When it comes to past and future tenses, there are no fixed structures. If we want to express something in the future tense, we need to use a word such as “tomorrow” or “in one week” or any other that would indicate that the action applies to the future. For example the sentence “I will arrive tomorrow” would be simply translated into “我明天到” (wo- 我- I, mingtian- 明天- tomorrow, dao- 到- to arrive). Only when we want to use a strong indication on the future and stress the word “will”, we should use the additional verb “会” (hui- can, be able to). When we want to translate the sentence “He will come tomorrow” (with a strong emphasis on “will), we should translate the sentence into “明天他会来” (mingtian- 明天- tomorrow, ta- 他- he, hui- 会- can, is able to, lai- 来- to come).

There is exactly the same “rule” in the past tense. The verbs do not have any forms of the past tense and only words such “yesterday” or “a month ago” etc. indicate that the action happened in the past. For example, the sentence “Yesterday I went to school” would be translated into “昨天我去学校” (zuotian- 昨天- yesterday, wo- 我- I, qu- 去- to go, xuexiao- 学校- school). There is also the same situation as in the present and future tense for a strong emphasis. If we want to strongly emphasize that the action happened in the past, we need to add the suffix “了” to the verb. For example “Yesterday I went to the office” (or even “Yesterday I did go to the office”) would be translated into “昨天我去了办公室” (zuotian- 昨天- yesterday, wo- 我- I, qu- 去- to go, le- 了- the suffix that indicates past tense, bangongshi- 办公室- an office).

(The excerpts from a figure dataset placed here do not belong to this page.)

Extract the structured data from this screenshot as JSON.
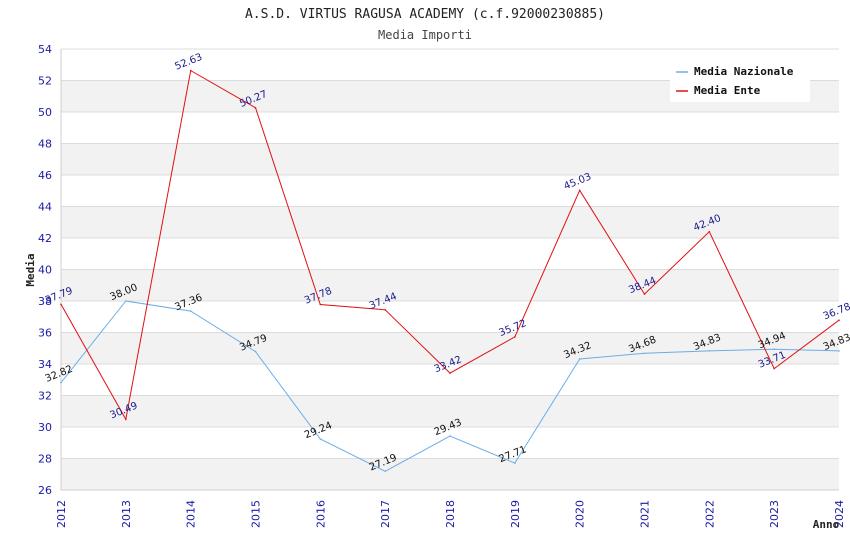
{
  "chart_data": {
    "type": "line",
    "title": "A.S.D. VIRTUS RAGUSA ACADEMY (c.f.92000230885)",
    "subtitle": "Media Importi",
    "xlabel": "Anno",
    "ylabel": "Media",
    "ylim": [
      26,
      54
    ],
    "ytick_step": 2,
    "grid": true,
    "legend_position": "top-right",
    "x": [
      "2012",
      "2013",
      "2014",
      "2015",
      "2016",
      "2017",
      "2018",
      "2019",
      "2020",
      "2021",
      "2022",
      "2023",
      "2024"
    ],
    "series": [
      {
        "name": "Media Nazionale",
        "color": "#6aaee8",
        "values": [
          32.82,
          38.0,
          37.36,
          34.79,
          29.24,
          27.19,
          29.43,
          27.71,
          34.32,
          34.68,
          34.83,
          34.94,
          34.83
        ],
        "labels": [
          "32.82",
          "38.00",
          "37.36",
          "34.79",
          "29.24",
          "27.19",
          "29.43",
          "27.71",
          "34.32",
          "34.68",
          "34.83",
          "34.94",
          "34.83"
        ]
      },
      {
        "name": "Media Ente",
        "color": "#e01010",
        "values": [
          37.79,
          30.49,
          52.63,
          50.27,
          37.78,
          37.44,
          33.42,
          35.72,
          45.03,
          38.44,
          42.4,
          33.71,
          36.78
        ],
        "labels": [
          "37.79",
          "30.49",
          "52.63",
          "50.27",
          "37.78",
          "37.44",
          "33.42",
          "35.72",
          "45.03",
          "38.44",
          "42.40",
          "33.71",
          "36.78"
        ]
      }
    ]
  }
}
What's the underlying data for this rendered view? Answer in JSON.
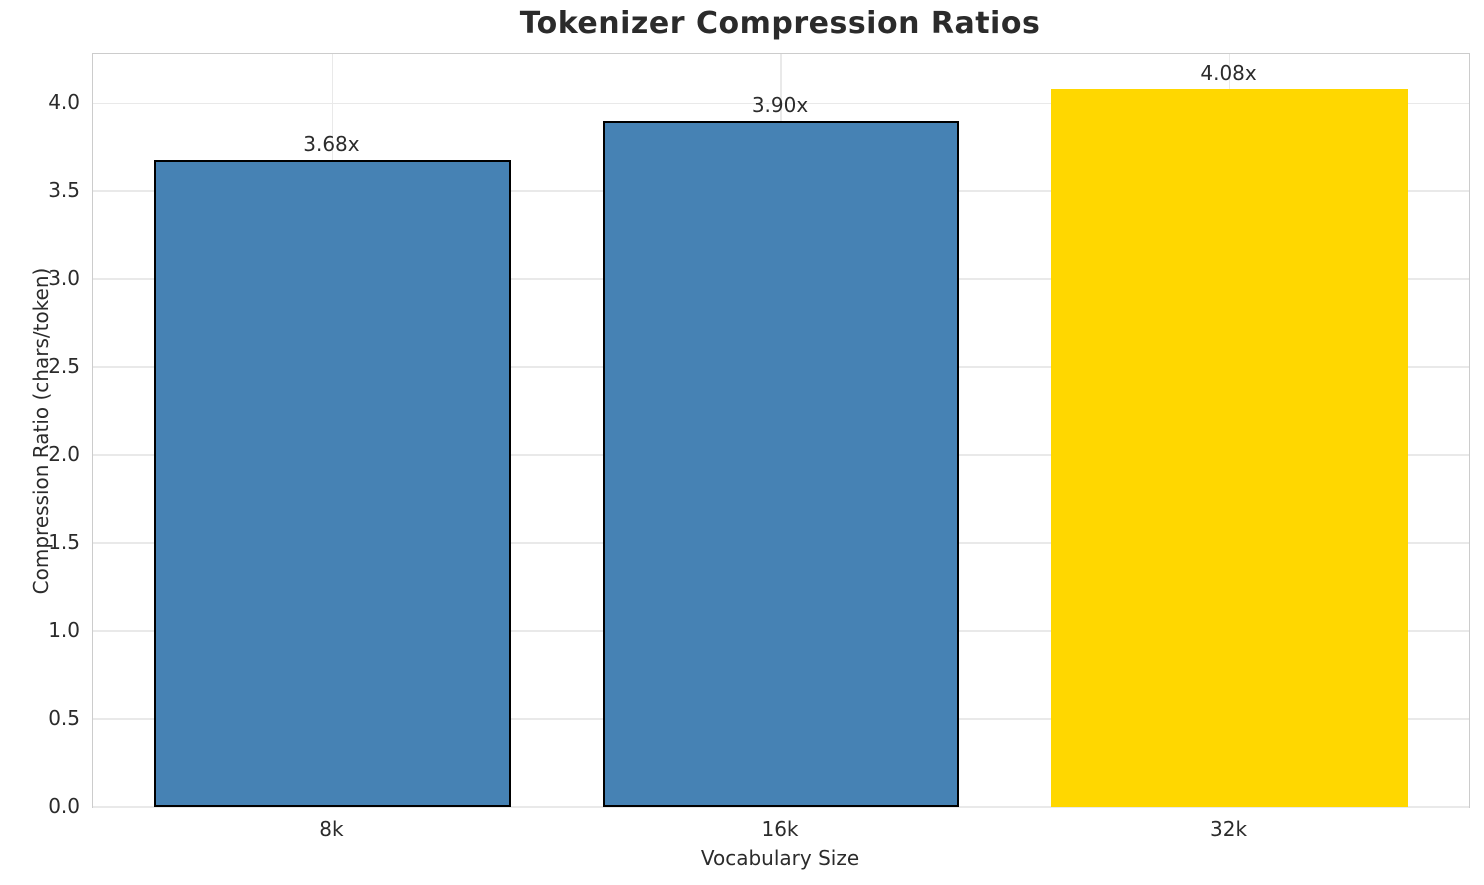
{
  "chart_data": {
    "type": "bar",
    "title": "Tokenizer Compression Ratios",
    "xlabel": "Vocabulary Size",
    "ylabel": "Compression Ratio (chars/token)",
    "categories": [
      "8k",
      "16k",
      "32k"
    ],
    "values": [
      3.68,
      3.9,
      4.08
    ],
    "bar_labels": [
      "3.68x",
      "3.90x",
      "4.08x"
    ],
    "bar_colors": [
      "#4682b4",
      "#4682b4",
      "#ffd700"
    ],
    "bar_edge_colors": [
      "#000000",
      "#000000",
      "#ffd700"
    ],
    "ylim": [
      0,
      4.28
    ],
    "yticks": [
      0.0,
      0.5,
      1.0,
      1.5,
      2.0,
      2.5,
      3.0,
      3.5,
      4.0
    ],
    "ytick_labels": [
      "0.0",
      "0.5",
      "1.0",
      "1.5",
      "2.0",
      "2.5",
      "3.0",
      "3.5",
      "4.0"
    ],
    "grid": true,
    "legend": false,
    "colors": {
      "grid": "#e9e9e9",
      "spine": "#cccccc",
      "text": "#2b2b2b",
      "bar_blue": "#4682b4",
      "bar_gold": "#ffd700",
      "background": "#ffffff"
    }
  }
}
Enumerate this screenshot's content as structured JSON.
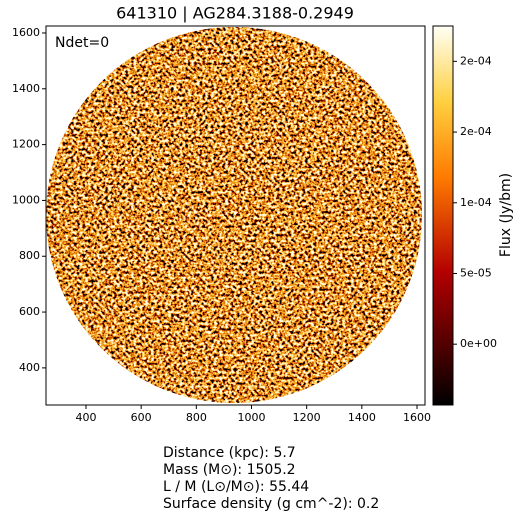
{
  "chart_data": {
    "type": "image",
    "title": "641310 | AG284.3188-0.2949",
    "annotation": "Ndet=0",
    "xlim": [
      255,
      1629
    ],
    "ylim": [
      267,
      1625
    ],
    "xticks": [
      400,
      600,
      800,
      1000,
      1200,
      1400,
      1600
    ],
    "yticks": [
      400,
      600,
      800,
      1000,
      1200,
      1400,
      1600
    ],
    "colorbar": {
      "label": "Flux (Jy/bm)",
      "clim": [
        -4.3e-05,
        0.000225
      ],
      "ticks": [
        {
          "value": 0,
          "label": "0e+00"
        },
        {
          "value": 5e-05,
          "label": "5e-05"
        },
        {
          "value": 0.0001,
          "label": "1e-04"
        },
        {
          "value": 0.00015,
          "label": "2e-04"
        },
        {
          "value": 0.0002,
          "label": "2e-04"
        }
      ]
    }
  },
  "footer": [
    "Distance (kpc): 5.7",
    "Mass (M⊙): 1505.2",
    "L / M (L⊙/M⊙): 55.44",
    "Surface density (g cm^-2): 0.2"
  ]
}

As we can see, that is a basic choice of tenses in Chinese. More complex tenses such as Present Perfect or Past Perfect do not have exact equivalences in Chinese which causes linguistic untranslatability. Translating such texts into English and choosing the right tense in the target language mainly depends on the context.

 

Negative sentences

It is very interesting how we negate sentences in Chinese, especially in the past tense. In the present and future tense we simply put the word “不” (bu- not) before the verb. However, in the past tense, the word “不” changes into”没 (有)” (meiyou). In other words, the verbs in all tenses remain the same and only „not” changes its form into the past tense form.

 

Basic and complex words

In Chinese, in some cases there is no specific distinction between basic words and complex words. For example in the sentence”我在做饭” (wo- 我- I, zai- 在- to be in which indicates that the action is happening now, zuo- 做- to do, to prepare, fan- 饭- rice or zuofan- 做饭- to cook) “做饭” (zuofan) can be either a basic word or a complex word.

The sentence where “做饭” would function as a basic word (做饭) would mean „I am cooking”. (The two characters are marked green as they function together as one basic word meaning “to cook”.) In the sentence where “做饭” would function as a complex word () would be translated into „I am preparing rice”. (The two characters are marked two different colors because in this case they function separately as a complex word meaning “to prepare rice”.) Translating such words also requires from the translator the knowledge of the context of the translated text and being familiar with the words that can function as both, basic and complex words.

 

We can see that in cross-cultural translations, the right exchange between words and information in the target language is very important. There either must be words that would refer to both, source and target language or right equivalences that would replace a word from the source language in the target language but at the same time keep its meaning. However, there is no doubt that when it comes to such different cultures and languages as English and Chinese, there may be definite lack of replacement or equivalence which causes untranslatability. Therefore, if the readers are not familiar with the cultural background of the source language or aware of the cultural differences, we must provide them with right explanations and certain information. The same happens in terms of linguistic untranslatability. There are often no right equivalences either and the grammar of English and Chinese can not even be compared in many cases.